I've also been seeing lost clicks with Leaflet 0.7.3 and Fastclick 1.0.6 on iOS 8.4 and 9.0 Mobile Safari and UIWebViews. I'm not sure how best to fix the issue but after some debugging I think this is what is happening:

When Fastclick sees a touchend event that it wants to generate a click event for, it does not always clear this.targetElement (https://github.com/ftlabs/fastclick/blob/v1.0.6/lib/fastclick.js#L605-L606), presumably because it expects the browser to generate a click event 300ms later and needs to remember to suppress it. However from my testing on iOS 8.4 and 9 Mobile Safari and UIWebViews, it appears that calling preventDefault() on a touchend event prevents the browser-generated click event. As a result the onClick() handler is not called and this.targetElement is not cleared.

Not clearing this.targetElement is normally not a problem because the onTouchEnd() call to preventDefault() suppresses the browser-generated click events, and forged click events have the forwardedTouchEvent property set on them (https://github.com/ftlabs/fastclick/blob/v1.0.6/lib/fastclick.js#L307).
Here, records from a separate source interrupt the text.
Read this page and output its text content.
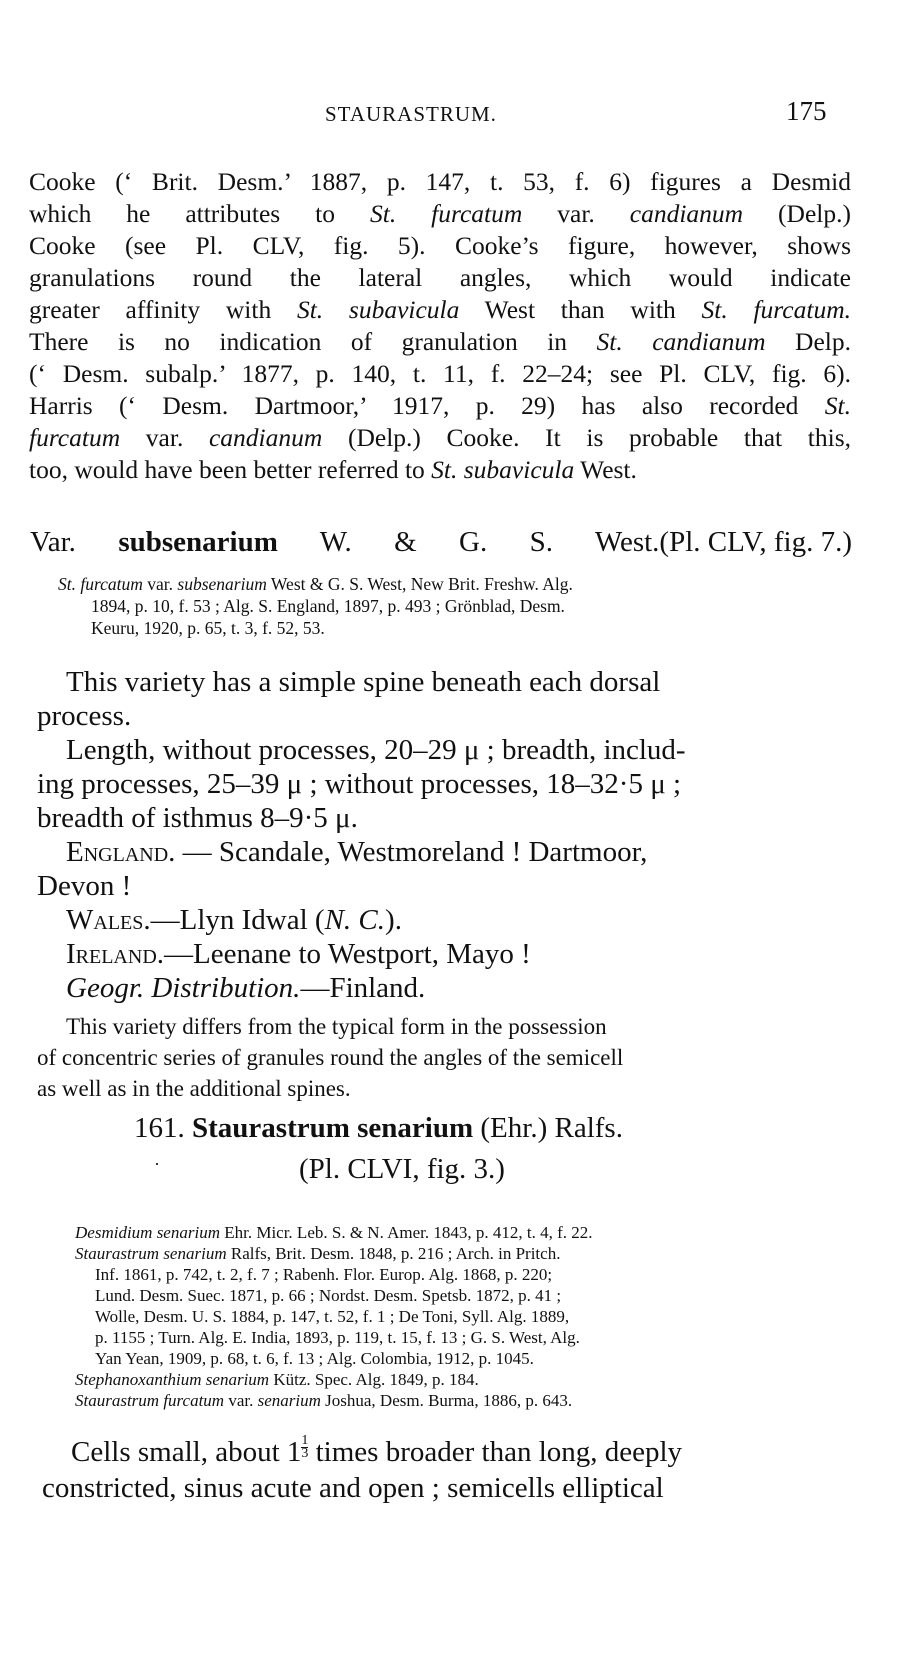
STAURASTRUM.	175
Cooke (‘ Brit. Desm.’ 1887, p. 147, t. 53, f. 6) figures a Desmid
which he attributes to St. furcatum var. candianum (Delp.)
Cooke (see Pl. CLV, fig. 5). Cooke’s figure, however, shows
granulations round the lateral angles, which would indicate
greater affinity with St. subavicula West than with St. furcatum.
There is no indication of granulation in St. candianum Delp.
(‘ Desm. subalp.’ 1877, p. 140, t. 11, f. 22–24; see Pl. CLV, fig. 6).
Harris (‘ Desm. Dartmoor,’ 1917, p. 29) has also recorded St.
furcatum var. candianum (Delp.) Cooke. It is probable that this,
too, would have been better referred to St. subavicula West.
Var. subsenarium W. & G. S. West. (Pl. CLV, fig. 7.)
St. furcatum var. subsenarium West & G. S. West, New Brit. Freshw. Alg.
1894, p. 10, f. 53 ; Alg. S. England, 1897, p. 493 ; Grönblad, Desm.
Keuru, 1920, p. 65, t. 3, f. 52, 53.
This variety has a simple spine beneath each dorsal
process.
Length, without processes, 20–29 μ ; breadth, includ-
ing processes, 25–39 μ ; without processes, 18–32·5 μ ;
breadth of isthmus 8–9·5 μ.
England. — Scandale, Westmoreland ! Dartmoor,
Devon !
Wales.—Llyn Idwal (N. C.).
Ireland.—Leenane to Westport, Mayo !
Geogr. Distribution.—Finland.
This variety differs from the typical form in the possession
of concentric series of granules round the angles of the semicell
as well as in the additional spines.
161. Staurastrum senarium (Ehr.) Ralfs.
·	(Pl. CLVI, fig. 3.)
Desmidium senarium Ehr. Micr. Leb. S. & N. Amer. 1843, p. 412, t. 4, f. 22.
Staurastrum senarium Ralfs, Brit. Desm. 1848, p. 216 ; Arch. in Pritch.
Inf. 1861, p. 742, t. 2, f. 7 ; Rabenh. Flor. Europ. Alg. 1868, p. 220;
Lund. Desm. Suec. 1871, p. 66 ; Nordst. Desm. Spetsb. 1872, p. 41 ;
Wolle, Desm. U. S. 1884, p. 147, t. 52, f. 1 ; De Toni, Syll. Alg. 1889,
p. 1155 ; Turn. Alg. E. India, 1893, p. 119, t. 15, f. 13 ; G. S. West, Alg.
Yan Yean, 1909, p. 68, t. 6, f. 13 ; Alg. Colombia, 1912, p. 1045.
Stephanoxanthium senarium Kütz. Spec. Alg. 1849, p. 184.
Staurastrum furcatum var. senarium Joshua, Desm. Burma, 1886, p. 643.
Cells small, about $1 \frac{1}{3}$ times broader than long, deeply
constricted, sinus acute and open ; semicells elliptical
In addition, between touchstart and touchend events, this.trackingClick is true (https://github.com/ftlabs/fastclick/blob/v1.0.6/lib/fastclick.js#L437) which causes the onClick() handler to short circuit (https://github.com/ftlabs/fastclick/blob/v1.0.6/lib/fastclick.js#L684-L688).

Unfortunately Leaflet blocks propagation of touch events on callouts and pins. In some versions it also blocks click events. Because Fastclick listens for clicks in the event capturing phase and touch events in the event bubbling phase, if you have Fastclick attached to a parent of the map (e.g. document.body) it will only see the click events for Leaflet pins and callouts, not the corresponding touchstart and touchend events.
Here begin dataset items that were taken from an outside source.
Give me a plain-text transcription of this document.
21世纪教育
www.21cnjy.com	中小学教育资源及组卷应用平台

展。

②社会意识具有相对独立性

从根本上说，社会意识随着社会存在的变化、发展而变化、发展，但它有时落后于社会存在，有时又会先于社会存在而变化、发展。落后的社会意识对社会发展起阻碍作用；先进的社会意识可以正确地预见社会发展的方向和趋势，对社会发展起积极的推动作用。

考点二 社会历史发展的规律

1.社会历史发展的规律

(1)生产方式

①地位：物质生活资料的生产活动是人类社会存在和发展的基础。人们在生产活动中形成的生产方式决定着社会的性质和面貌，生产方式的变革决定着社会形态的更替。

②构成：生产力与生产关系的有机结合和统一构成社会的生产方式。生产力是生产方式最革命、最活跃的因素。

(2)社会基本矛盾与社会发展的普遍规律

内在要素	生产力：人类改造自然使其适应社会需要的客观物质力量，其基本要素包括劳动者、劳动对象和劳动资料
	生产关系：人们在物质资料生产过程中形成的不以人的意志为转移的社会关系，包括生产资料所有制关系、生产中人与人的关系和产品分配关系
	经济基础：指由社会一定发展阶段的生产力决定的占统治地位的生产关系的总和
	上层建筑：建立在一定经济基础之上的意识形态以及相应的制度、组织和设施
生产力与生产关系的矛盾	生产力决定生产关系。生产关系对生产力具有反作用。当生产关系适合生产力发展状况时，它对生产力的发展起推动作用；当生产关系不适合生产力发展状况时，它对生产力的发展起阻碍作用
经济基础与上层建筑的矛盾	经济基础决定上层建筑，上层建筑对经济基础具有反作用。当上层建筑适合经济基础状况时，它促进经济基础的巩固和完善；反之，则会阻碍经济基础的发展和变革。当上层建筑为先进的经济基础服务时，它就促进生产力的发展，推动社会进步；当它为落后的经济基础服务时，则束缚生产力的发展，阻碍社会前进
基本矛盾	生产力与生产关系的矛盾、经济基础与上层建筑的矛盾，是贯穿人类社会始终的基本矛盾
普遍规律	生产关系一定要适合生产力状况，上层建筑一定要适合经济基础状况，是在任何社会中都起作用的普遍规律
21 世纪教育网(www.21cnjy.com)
The lost clicks occur if there is a touchstart, touchend and click handled by FastClick on an element outside the map, followed by a click event on a map pin or callout. When the user taps on the map pin/callout, Fastclick's onClick() handler will be called with this.targetElement still set to the element outside the map. Fastclick doesn't realize the event is for a different target, sets this.targetElement to null (https://github.com/ftlabs/fastclick/blob/v1.0.6/lib/fastclick.js#L699) and returns false, canceling the Leaflet click event. Because this.targetElement is now null, subsequent clicks on the map work.
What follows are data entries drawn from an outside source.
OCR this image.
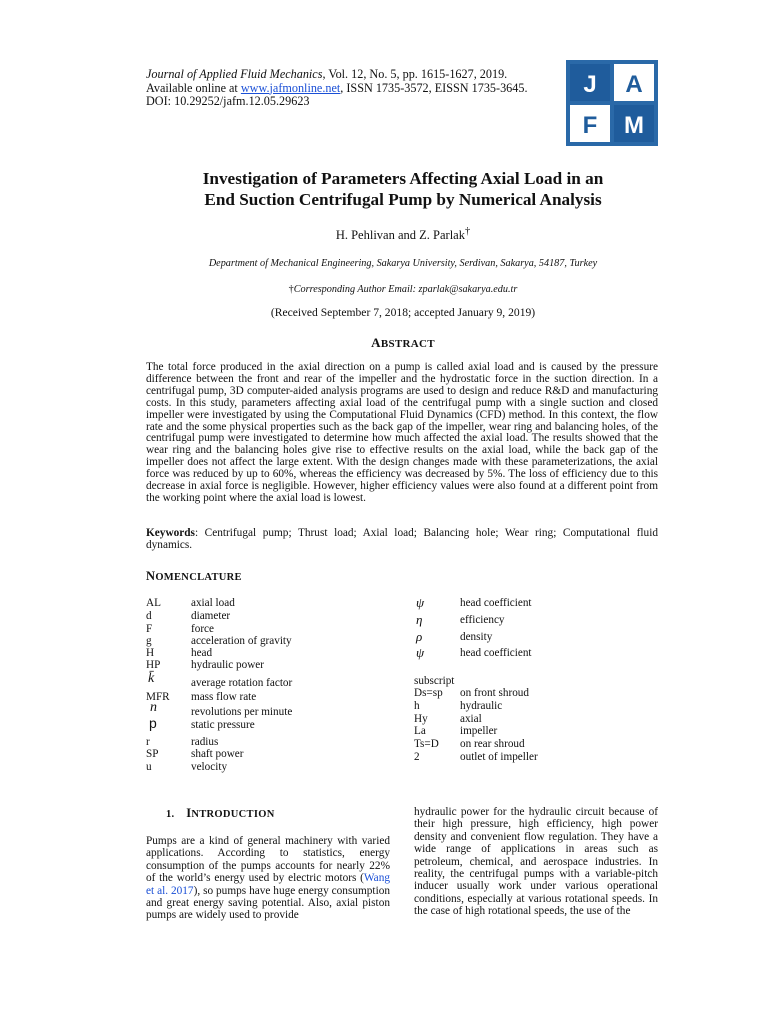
Journal of Applied Fluid Mechanics, Vol. 12, No. 5, pp. 1615-1627, 2019.
Available online at www.jafmonline.net, ISSN 1735-3572, EISSN 1735-3645.
DOI: 10.29252/jafm.12.05.29623
J A
F M
Investigation of Parameters Affecting Axial Load in an
End Suction Centrifugal Pump by Numerical Analysis
H. Pehlivan and Z. Parlak†
Department of Mechanical Engineering, Sakarya University, Serdivan, Sakarya, 54187, Turkey
†Corresponding Author Email: zparlak@sakarya.edu.tr
(Received September 7, 2018; accepted January 9, 2019)
ABSTRACT
The total force produced in the axial direction on a pump is called axial load and is caused by the pressure difference between the front and rear of the impeller and the hydrostatic force in the suction direction. In a centrifugal pump, 3D computer-aided analysis programs are used to design and reduce R&D and manufacturing costs. In this study, parameters affecting axial load of the centrifugal pump with a single suction and closed impeller were investigated by using the Computational Fluid Dynamics (CFD) method. In this context, the flow rate and the some physical properties such as the back gap of the impeller, wear ring and balancing holes, of the centrifugal pump were investigated to determine how much affected the axial load. The results showed that the wear ring and the balancing holes give rise to effective results on the axial load, while the back gap of the impeller does not affect the large extent. With the design changes made with these parameterizations, the axial force was reduced by up to 60%, whereas the efficiency was decreased by 5%. The loss of efficiency due to this decrease in axial force is negligible. However, higher efficiency values were also found at a different point from the working point where the axial load is lowest.
Keywords: Centrifugal pump; Thrust load; Axial load; Balancing hole; Wear ring; Computational fluid dynamics.
NOMENCLATURE
AL	axial load
d	diameter
F	force
g	acceleration of gravity
H	head
HP	hydraulic power
k̄	average rotation factor
MFR mass flow rate
n	revolutions per minute
p	static pressure
r	radius
SP	shaft power
u	velocity
ψ	head coefficient
η	efficiency
ρ	density
ψ	head coefficient
subscript
Ds=sp on front shroud
h	hydraulic
Hy	axial
La	impeller
Ts=D on rear shroud
2	outlet of impeller
1. INTRODUCTION
Pumps are a kind of general machinery with varied applications. According to statistics, energy consumption of the pumps accounts for nearly 22% of the world’s energy used by electric motors (Wang et al. 2017), so pumps have huge energy consumption and great energy saving potential. Also, axial piston pumps are widely used to provide
hydraulic power for the hydraulic circuit because of their high pressure, high efficiency, high power density and convenient flow regulation. They have a wide range of applications in areas such as petroleum, chemical, and aerospace industries. In reality, the centrifugal pumps with a variable-pitch inducer usually work under various operational conditions, especially at various rotational speeds. In the case of high rotational speeds, the use of the
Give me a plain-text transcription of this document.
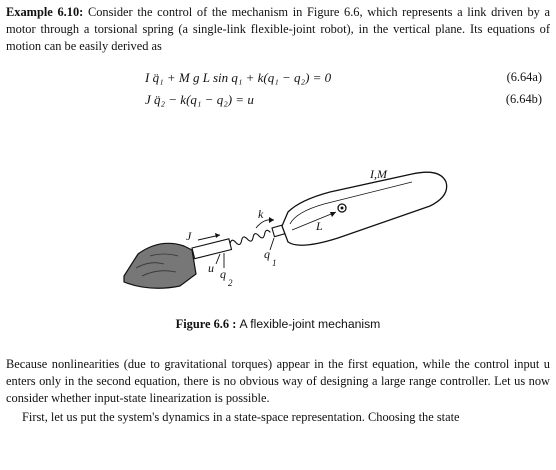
Example 6.10: Consider the control of the mechanism in Figure 6.6, which represents a link driven by a motor through a torsional spring (a single-link flexible-joint robot), in the vertical plane. Its equations of motion can be easily derived as

I q̈₁ + M g L sin q₁ + k(q₁ − q₂) = 0	(6.64a)
J q̈₂ − k(q₁ − q₂) = u	(6.64b)
I,M
L
k
J
u q
2
q
1
Figure 6.6 : A flexible-joint mechanism

Because nonlinearities (due to gravitational torques) appear in the first equation, while the control input u enters only in the second equation, there is no obvious way of designing a large range controller. Let us now consider whether input-state linearization is possible.

First, let us put the system's dynamics in a state-space representation. Choosing the state
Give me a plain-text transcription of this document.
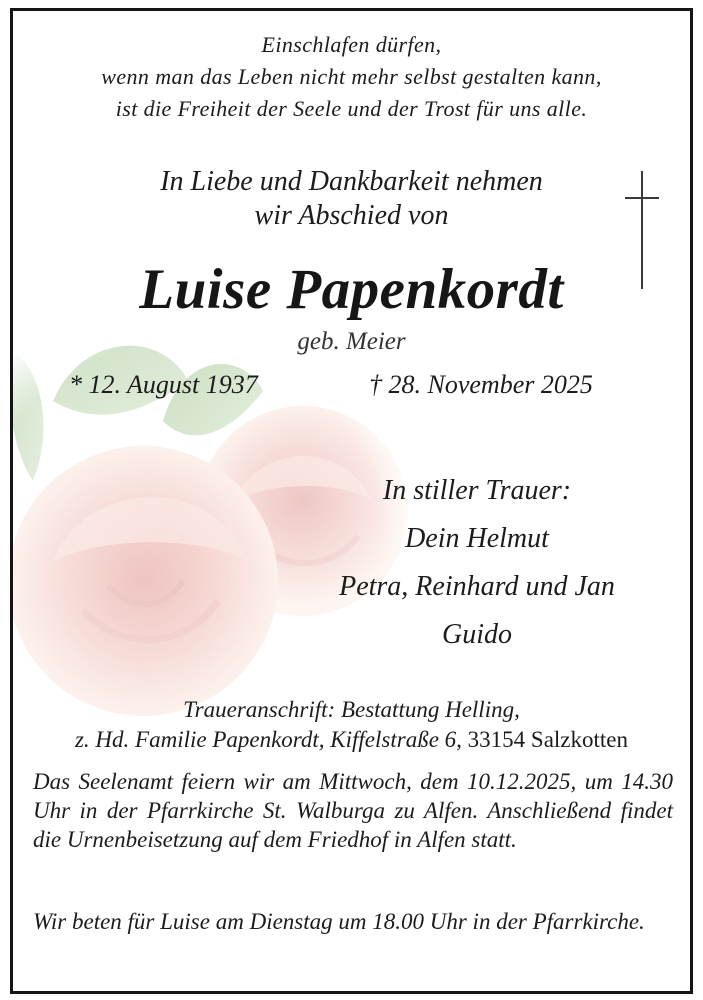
Einschlafen dürfen,
wenn man das Leben nicht mehr selbst gestalten kann,
ist die Freiheit der Seele und der Trost für uns alle.
In Liebe und Dankbarkeit nehmen
wir Abschied von
Luise Papenkordt
geb. Meier
* 12. August 1937	† 28. November 2025
In stiller Trauer:
Dein Helmut
Petra, Reinhard und Jan
Guido
Traueranschrift: Bestattung Helling,
z. Hd. Familie Papenkordt, Kiffelstraße 6, 33154 Salzkotten
Das Seelenamt feiern wir am Mittwoch, dem 10.12.2025, um 14.30 Uhr in der Pfarrkirche St. Walburga zu Alfen. Anschließend findet die Urnenbeisetzung auf dem Friedhof in Alfen statt.
Wir beten für Luise am Dienstag um 18.00 Uhr in der Pfarrkirche.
What I ended up doing was to add a second touchstart handler on the event capture phase. This handler behaves basically the same as onTouchCancel() and resets this.targetElement and this.trackingClick. Because this handler runs on the capture phase it cannot be blocked by Leaflet. The reason I'm not providing a pull request is that I'm not sure that there isn't a race condition where rapidly tapping on some browsers might result in extra clicks sneaking through. For my use case that isn't nearly as big a problem as the lost clicks.

Another possible approach would be to verify that the click event's event.target still corresponds to this.targetElement. However I'm guessing the reason the code doesn't do that already is that the target of the click event isn't reliably the same as the one from the touchstart event on all browsers.